Scenes from a Marriage (Series (1973))
Ingmar Bergman’s Scenes from a Marriage is a six-part piece that examines the banal simplicities of human behavior, intimacy, and longing. Few love stories have ever had the blistering honesty and unflinching matter-of-factness as Bergman’s Scenes from a Marriage.
The New World
Poetic and yearning Terrence Malick’s The New World is at once an impressionist painting that moves, a tale of the founding of America, a story of untimely love, and a depiction of the harshness of life. Transcendental cinema has rarely been as approachable as this.
Princess Mononoke
Hayao Miyazaki’s 1997 animated film Princess Mononoke straddles many storytelling devices and conventions expertly. Both a fable and a depiction of the hero’s journey, the film details an engrossing journey through the sins of humanity and the blessings of nature.
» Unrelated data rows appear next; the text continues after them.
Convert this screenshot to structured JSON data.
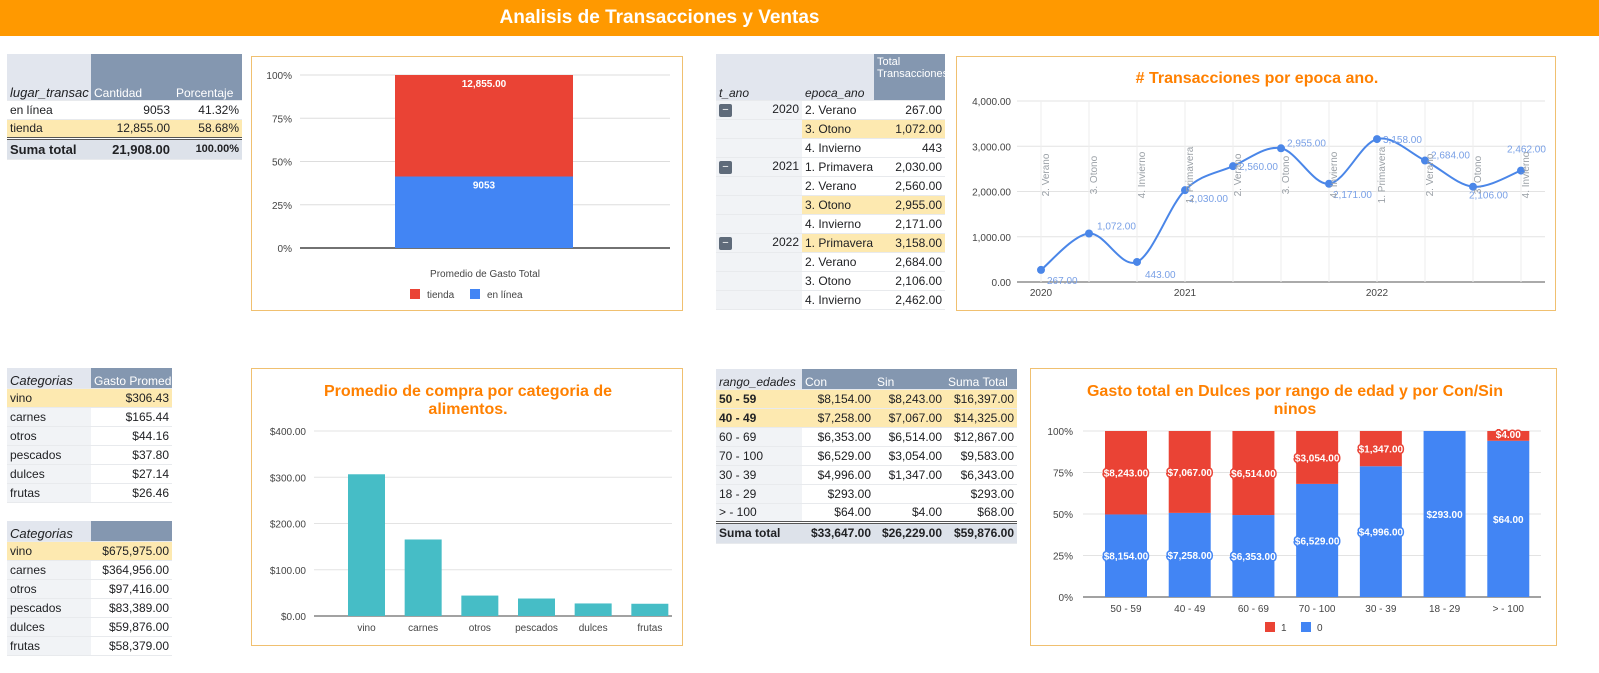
{
  "header": {
    "title": "Analisis de Transacciones y Ventas"
  },
  "lugar_table": {
    "headers": [
      "lugar_transac",
      "Cantidad",
      "Porcentaje"
    ],
    "rows": [
      {
        "label": "en línea",
        "cantidad": "9053",
        "porcentaje": "41.32%"
      },
      {
        "label": "tienda",
        "cantidad": "12,855.00",
        "porcentaje": "58.68%"
      }
    ],
    "total": {
      "label": "Suma total",
      "cantidad": "21,908.00",
      "porcentaje": "100.00%"
    }
  },
  "epoca_table": {
    "headers": [
      "t_ano",
      "epoca_ano",
      "Total Transacciones"
    ],
    "rows": [
      {
        "year": "2020",
        "epoca": "2. Verano",
        "total": "267.00",
        "hl": false
      },
      {
        "year": "",
        "epoca": "3. Otono",
        "total": "1,072.00",
        "hl": true
      },
      {
        "year": "",
        "epoca": "4. Invierno",
        "total": "443",
        "hl": false
      },
      {
        "year": "2021",
        "epoca": "1. Primavera",
        "total": "2,030.00",
        "hl": false
      },
      {
        "year": "",
        "epoca": "2. Verano",
        "total": "2,560.00",
        "hl": false
      },
      {
        "year": "",
        "epoca": "3. Otono",
        "total": "2,955.00",
        "hl": true
      },
      {
        "year": "",
        "epoca": "4. Invierno",
        "total": "2,171.00",
        "hl": false
      },
      {
        "year": "2022",
        "epoca": "1. Primavera",
        "total": "3,158.00",
        "hl": true
      },
      {
        "year": "",
        "epoca": "2. Verano",
        "total": "2,684.00",
        "hl": false
      },
      {
        "year": "",
        "epoca": "3. Otono",
        "total": "2,106.00",
        "hl": false
      },
      {
        "year": "",
        "epoca": "4. Invierno",
        "total": "2,462.00",
        "hl": false
      }
    ],
    "collapse_glyph": "−"
  },
  "gasto_table": {
    "headers": [
      "Categorias",
      "Gasto Promedio"
    ],
    "rows": [
      {
        "cat": "vino",
        "val": "$306.43",
        "hl": true
      },
      {
        "cat": "carnes",
        "val": "$165.44",
        "hl": false
      },
      {
        "cat": "otros",
        "val": "$44.16",
        "hl": false
      },
      {
        "cat": "pescados",
        "val": "$37.80",
        "hl": false
      },
      {
        "cat": "dulces",
        "val": "$27.14",
        "hl": false
      },
      {
        "cat": "frutas",
        "val": "$26.46",
        "hl": false
      }
    ]
  },
  "total_table": {
    "headers": [
      "Categorias",
      ""
    ],
    "rows": [
      {
        "cat": "vino",
        "val": "$675,975.00",
        "hl": true
      },
      {
        "cat": "carnes",
        "val": "$364,956.00",
        "hl": false
      },
      {
        "cat": "otros",
        "val": "$97,416.00",
        "hl": false
      },
      {
        "cat": "pescados",
        "val": "$83,389.00",
        "hl": false
      },
      {
        "cat": "dulces",
        "val": "$59,876.00",
        "hl": false
      },
      {
        "cat": "frutas",
        "val": "$58,379.00",
        "hl": false
      }
    ]
  },
  "edades_table": {
    "headers": [
      "rango_edades",
      "Con",
      "Sin",
      "Suma Total"
    ],
    "rows": [
      {
        "rango": "50 - 59",
        "con": "$8,154.00",
        "sin": "$8,243.00",
        "suma": "$16,397.00",
        "hl": true
      },
      {
        "rango": "40 - 49",
        "con": "$7,258.00",
        "sin": "$7,067.00",
        "suma": "$14,325.00",
        "hl": true
      },
      {
        "rango": "60 - 69",
        "con": "$6,353.00",
        "sin": "$6,514.00",
        "suma": "$12,867.00",
        "hl": false
      },
      {
        "rango": "70 - 100",
        "con": "$6,529.00",
        "sin": "$3,054.00",
        "suma": "$9,583.00",
        "hl": false
      },
      {
        "rango": "30 - 39",
        "con": "$4,996.00",
        "sin": "$1,347.00",
        "suma": "$6,343.00",
        "hl": false
      },
      {
        "rango": "18 - 29",
        "con": "$293.00",
        "sin": "",
        "suma": "$293.00",
        "hl": false
      },
      {
        "rango": "> - 100",
        "con": "$64.00",
        "sin": "$4.00",
        "suma": "$68.00",
        "hl": false
      }
    ],
    "total": {
      "rango": "Suma total",
      "con": "$33,647.00",
      "sin": "$26,229.00",
      "suma": "$59,876.00"
    }
  },
  "chart_data": [
    {
      "id": "promedio-gasto",
      "type": "bar",
      "stacked": "percent",
      "title": "",
      "xlabel": "Promedio de Gasto Total",
      "yticks": [
        "0%",
        "25%",
        "50%",
        "75%",
        "100%"
      ],
      "series": [
        {
          "name": "en línea",
          "value": 9053,
          "label": "9053",
          "color": "#4285f4"
        },
        {
          "name": "tienda",
          "value": 12855,
          "label": "12,855.00",
          "color": "#ea4335"
        }
      ],
      "legend": [
        "tienda",
        "en línea"
      ],
      "legend_position": "bottom"
    },
    {
      "id": "transacciones-epoca",
      "type": "line",
      "title": "# Transacciones por epoca ano.",
      "color": "#4a86e8",
      "ylim": [
        0,
        4000
      ],
      "yticks": [
        "0.00",
        "1,000.00",
        "2,000.00",
        "3,000.00",
        "4,000.00"
      ],
      "year_ticks": [
        "2020",
        "2021",
        "2022"
      ],
      "points": [
        {
          "x": "2. Verano",
          "y": 267,
          "label": "267.00"
        },
        {
          "x": "3. Otono",
          "y": 1072,
          "label": "1,072.00"
        },
        {
          "x": "4. Invierno",
          "y": 443,
          "label": "443.00"
        },
        {
          "x": "1. Primavera",
          "y": 2030,
          "label": "2,030.00"
        },
        {
          "x": "2. Verano",
          "y": 2560,
          "label": "2,560.00"
        },
        {
          "x": "3. Otono",
          "y": 2955,
          "label": "2,955.00"
        },
        {
          "x": "4. Invierno",
          "y": 2171,
          "label": "2,171.00"
        },
        {
          "x": "1. Primavera",
          "y": 3158,
          "label": "3,158.00"
        },
        {
          "x": "2. Verano",
          "y": 2684,
          "label": "2,684.00"
        },
        {
          "x": "3. Otono",
          "y": 2106,
          "label": "2,106.00"
        },
        {
          "x": "4. Invierno",
          "y": 2462,
          "label": "2,462.00"
        }
      ]
    },
    {
      "id": "promedio-categoria",
      "type": "bar",
      "title": "Promedio de compra por categoria de alimentos.",
      "title_lines": [
        "Promedio de compra por categoria de",
        "alimentos."
      ],
      "color": "#46bdc6",
      "ylim": [
        0,
        400
      ],
      "yticks": [
        "$0.00",
        "$100.00",
        "$200.00",
        "$300.00",
        "$400.00"
      ],
      "categories": [
        "vino",
        "carnes",
        "otros",
        "pescados",
        "dulces",
        "frutas"
      ],
      "values": [
        306.43,
        165.44,
        44.16,
        37.8,
        27.14,
        26.46
      ]
    },
    {
      "id": "dulces-edad",
      "type": "bar",
      "stacked": "percent",
      "title": "Gasto total en Dulces por rango de edad y por Con/Sin ninos",
      "title_lines": [
        "Gasto total en Dulces por rango de edad y por Con/Sin",
        "ninos"
      ],
      "yticks": [
        "0%",
        "25%",
        "50%",
        "75%",
        "100%"
      ],
      "categories": [
        "50 - 59",
        "40 - 49",
        "60 - 69",
        "70 - 100",
        "30 - 39",
        "18 - 29",
        "> - 100"
      ],
      "series": [
        {
          "name": "0",
          "color": "#4285f4",
          "values": [
            8154,
            7258,
            6353,
            6529,
            4996,
            293,
            64
          ],
          "labels": [
            "$8,154.00",
            "$7,258.00",
            "$6,353.00",
            "$6,529.00",
            "$4,996.00",
            "$293.00",
            "$64.00"
          ]
        },
        {
          "name": "1",
          "color": "#ea4335",
          "values": [
            8243,
            7067,
            6514,
            3054,
            1347,
            0,
            4
          ],
          "labels": [
            "$8,243.00",
            "$7,067.00",
            "$6,514.00",
            "$3,054.00",
            "$1,347.00",
            "",
            "$4.00"
          ]
        }
      ],
      "legend": [
        "1",
        "0"
      ],
      "legend_position": "bottom"
    }
  ]
}
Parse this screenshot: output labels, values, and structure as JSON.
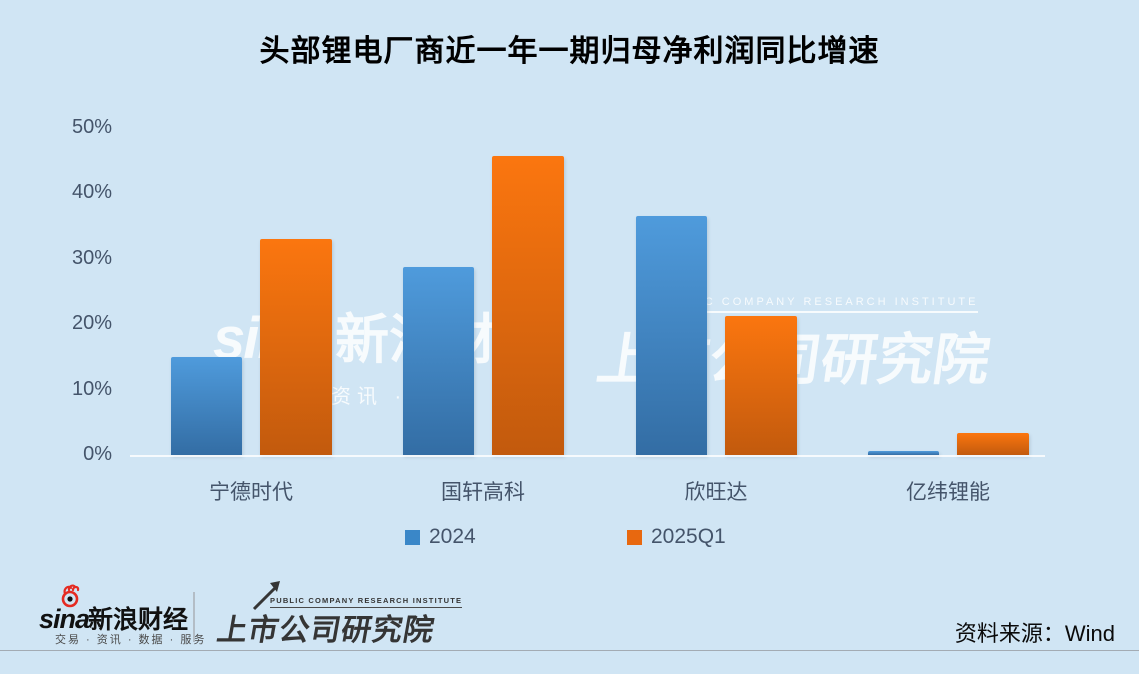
{
  "title": "头部锂电厂商近一年一期归母净利润同比增速",
  "colors": {
    "background": "#d0e5f4",
    "axis_text": "#44546a",
    "blue_top": "#4f9bdc",
    "blue_bottom": "#336da4",
    "orange_top": "#fb760f",
    "orange_bottom": "#c25a0d",
    "legend_blue": "#3a87c8",
    "legend_orange": "#e8680f"
  },
  "chart_data": {
    "type": "bar",
    "title": "头部锂电厂商近一年一期归母净利润同比增速",
    "categories": [
      "宁德时代",
      "国轩高科",
      "欣旺达",
      "亿纬锂能"
    ],
    "series": [
      {
        "name": "2024",
        "values": [
          15.0,
          28.6,
          36.4,
          0.6
        ]
      },
      {
        "name": "2025Q1",
        "values": [
          32.9,
          45.6,
          21.2,
          3.3
        ]
      }
    ],
    "yticks": [
      "50%",
      "40%",
      "30%",
      "20%",
      "10%",
      "0%"
    ],
    "ylim": [
      0,
      50
    ],
    "grid": false,
    "legend_position": "bottom",
    "xlabel": "",
    "ylabel": ""
  },
  "legend": {
    "item1": "2024",
    "item2": "2025Q1"
  },
  "watermark": {
    "sina_word": "sina",
    "brand": "新浪财经",
    "tagline": "资讯 · 服务",
    "institute_en": "PUBLIC COMPANY RESEARCH INSTITUTE",
    "institute": "上市公司研究院"
  },
  "footer": {
    "sina_word": "sina",
    "brand": "新浪财经",
    "tagline": "交易 · 资讯 · 数据 · 服务",
    "institute_en": "PUBLIC COMPANY RESEARCH INSTITUTE",
    "institute": "上市公司研究院",
    "source": "资料来源：Wind"
  }
}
With descendants from both sides as central characters, there’s almost no barrier to entry and plenty to chew on for all ages.
The Matrix
The Matrix encapsulates many of the fears pervading Western culture at the turn of the century, those fears and the Science Fiction ideas they’re rooted in have rarely been more digestible, entertaining, or engaging. As the originator of “bullet time”, and a cultural zeitgeist of unique proportions The Matrix belongs in the upper echelons of film history no matter how you parse it.
12 Angry Men (1957)
Sidney Lumet’s 12 Angry Men proves that formally rigorous simplicity, engaging dialogue, and a solitary interior is more than enough to command an audience’s attention when there’s an invigorating moral play at the center of events. A film that still feels as ripe with relevance as it did in the 50s, what is America, who are Americans, and what are our rights?
L’avventura
Antonioni’s listless romance on the skirts of volcanoes conveys something subliminally profound about desire and guilt without ever needing to answer the mystery at the center of the film.